Idempotency property pattern

mailglass_inbound stores inbound records with a provider-specific unique index (tenant_id, provider, provider_message_id for Postmark; md5(raw_mime) for SendGrid, SES, and Mailgun). Replaying the same payload converges to one InboundRecord and one fresh ExecutionRun.

The following pattern is the inbound analog of the outbound 1000-replay convergence proof.
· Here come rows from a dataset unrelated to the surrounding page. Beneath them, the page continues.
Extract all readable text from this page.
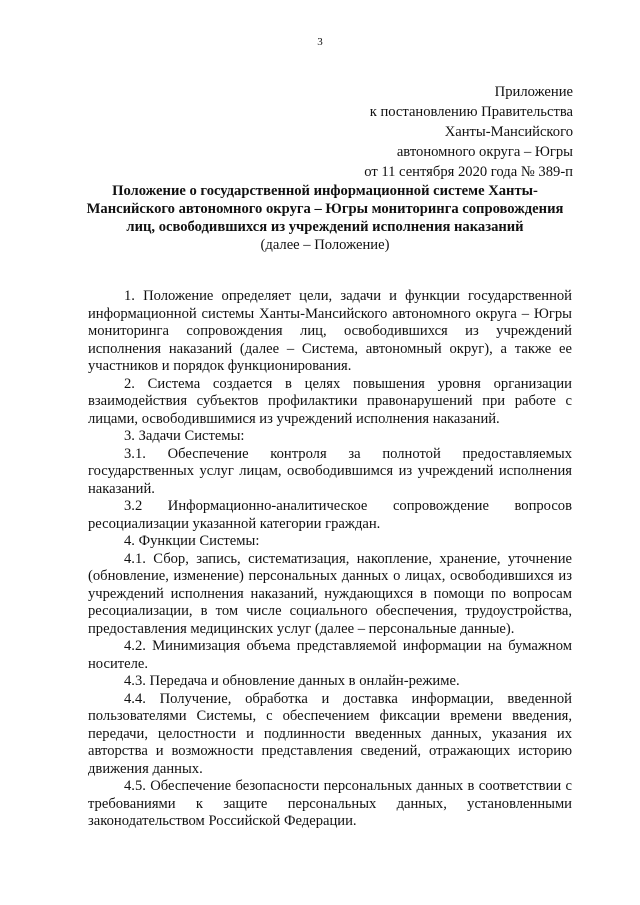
3
Приложение
к постановлению Правительства
Ханты-Мансийского
автономного округа – Югры
от 11 сентября 2020 года № 389-п
Положение о государственной информационной системе Ханты-Мансийского автономного округа – Югры мониторинга сопровождения лиц, освободившихся из учреждений исполнения наказаний
(далее – Положение)

1. Положение определяет цели, задачи и функции государственной информационной системы Ханты-Мансийского автономного округа – Югры мониторинга сопровождения лиц, освободившихся из учреждений исполнения наказаний (далее – Система, автономный округ), а также ее участников и порядок функционирования.

2. Система создается в целях повышения уровня организации взаимодействия субъектов профилактики правонарушений при работе с лицами, освободившимися из учреждений исполнения наказаний.

3. Задачи Системы:

3.1. Обеспечение контроля за полнотой предоставляемых государственных услуг лицам, освободившимся из учреждений исполнения наказаний.

3.2 Информационно-аналитическое сопровождение вопросов ресоциализации указанной категории граждан.

4. Функции Системы:

4.1. Сбор, запись, систематизация, накопление, хранение, уточнение (обновление, изменение) персональных данных о лицах, освободившихся из учреждений исполнения наказаний, нуждающихся в помощи по вопросам ресоциализации, в том числе социального обеспечения, трудоустройства, предоставления медицинских услуг (далее – персональные данные).

4.2. Минимизация объема представляемой информации на бумажном носителе.

4.3. Передача и обновление данных в онлайн-режиме.

4.4. Получение, обработка и доставка информации, введенной пользователями Системы, с обеспечением фиксации времени введения, передачи, целостности и подлинности введенных данных, указания их авторства и возможности представления сведений, отражающих историю движения данных.

4.5. Обеспечение безопасности персональных данных в соответствии с требованиями к защите персональных данных, установленными законодательством Российской Федерации.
It uses StreamData + ExUnitProperties to generate 1000 random scenarios and drive them against a real Postgres database:

defmodule MyApp.InboundIdempotencyTest do
  use ExUnit.Case, async: false
  use ExUnitProperties

  import Ecto.Query

  alias Ecto.Adapters.SQL.Sandbox
  alias MailglassInbound.Execution
  alias MailglassInbound.InboundMessage
  alias MailglassInbound.InboundRecords.ExecutionRun
  alias MailglassInbound.InboundRecords.InboundRecord
  alias MailglassInbound.Ingress.Persist

  @tenant_id "prop-test-tenant"
  @provider "postmark"

  setup do
    owner =
      Sandbox.start_owner!(MyApp.Repo,
        shared: true,
        ownership_timeout: 10 * 60_000
      )

    truncate_all()

    on_exit(fn -> Sandbox.stop_owner(owner) end)

    :ok
  end

  property "1000 replays converge to one InboundRecord per unique payload" do
    check all(
            payloads <- list_of(payload_gen(), min_length: 1, max_length: 10),
            replay_count <- integer(1..10),
            max_runs: 1000
          ) do
      truncate_all()

      for payload <- payloads, _ <- 1..replay_count do
        {:ok, persisted} = Persist.persist(handoff(payload), [])
        _ = Execution.execute(persisted, source: :fresh)
      end

      unique_count =
        payloads
        |> Enum.map(& &1["MessageID"])
        |> Enum.uniq()
        |> length()

      assert MyApp.Repo.aggregate(InboundRecord, :count) == unique_count

      # Filter to :fresh source only — the replay_runs table is shared with
      # ExecutionRun (both map to mailglass_inbound_replay_runs).
      fresh_count =
        MyApp.Repo.aggregate(
          from(r in ExecutionRun, where: r.source == :fresh),
          :count
        )

      assert fresh_count == unique_count
    end
  end

  defp payload_gen do
    gen all(msg_id <- member_of(["m1", "m2", "m3", "m4"])) do
      %{"MessageID" => msg_id, "From" => "a@b.test", "To" => "x@y.test"}
    end
  end

  defp handoff(%{"MessageID" => msg_id} = payload) do
    message = %InboundMessage{
      tenant_id: @tenant_id,
      provider: @provider,
      provider_message_id: msg_id,
      message_id: msg_id,
      envelope_recipient: payload["To"],
      from: [%{address: payload["From"]}],
      to: [%{address: payload["To"]}],
      subject: "Subject #{msg_id}",
      headers: %{},
      received_at: DateTime.utc_now()
    }

    %{tenant_id: @tenant_id, provider: @provider, message: message,
      evidence: %{raw_payload: payload}}
  end

  defp truncate_all do
    MyApp.Repo.query!("TRUNCATE TABLE mailglass_inbound_records CASCADE", [])
    MyApp.Repo.query!("TRUNCATE TABLE mailglass_inbound_replay_runs CASCADE", [])
  end
end

Key points for this pattern:

  • Use async: false — the TRUNCATE between iterations deadlocks with a per-test transaction wrapper.
  • Use Sandbox.start_owner!/2 with shared: true and an extended ownership_timeout for 1000-iteration runs.
  • Filter ExecutionRun to where: r.source == :fresh — the run table is shared with ReplayRun rows (both use mailglass_inbound_replay_runs).
  • Drive Execution.execute/2 directly, not Execution.dispatch/2dispatch may spawn async Oban jobs, producing non-deterministic ExecutionRun counts.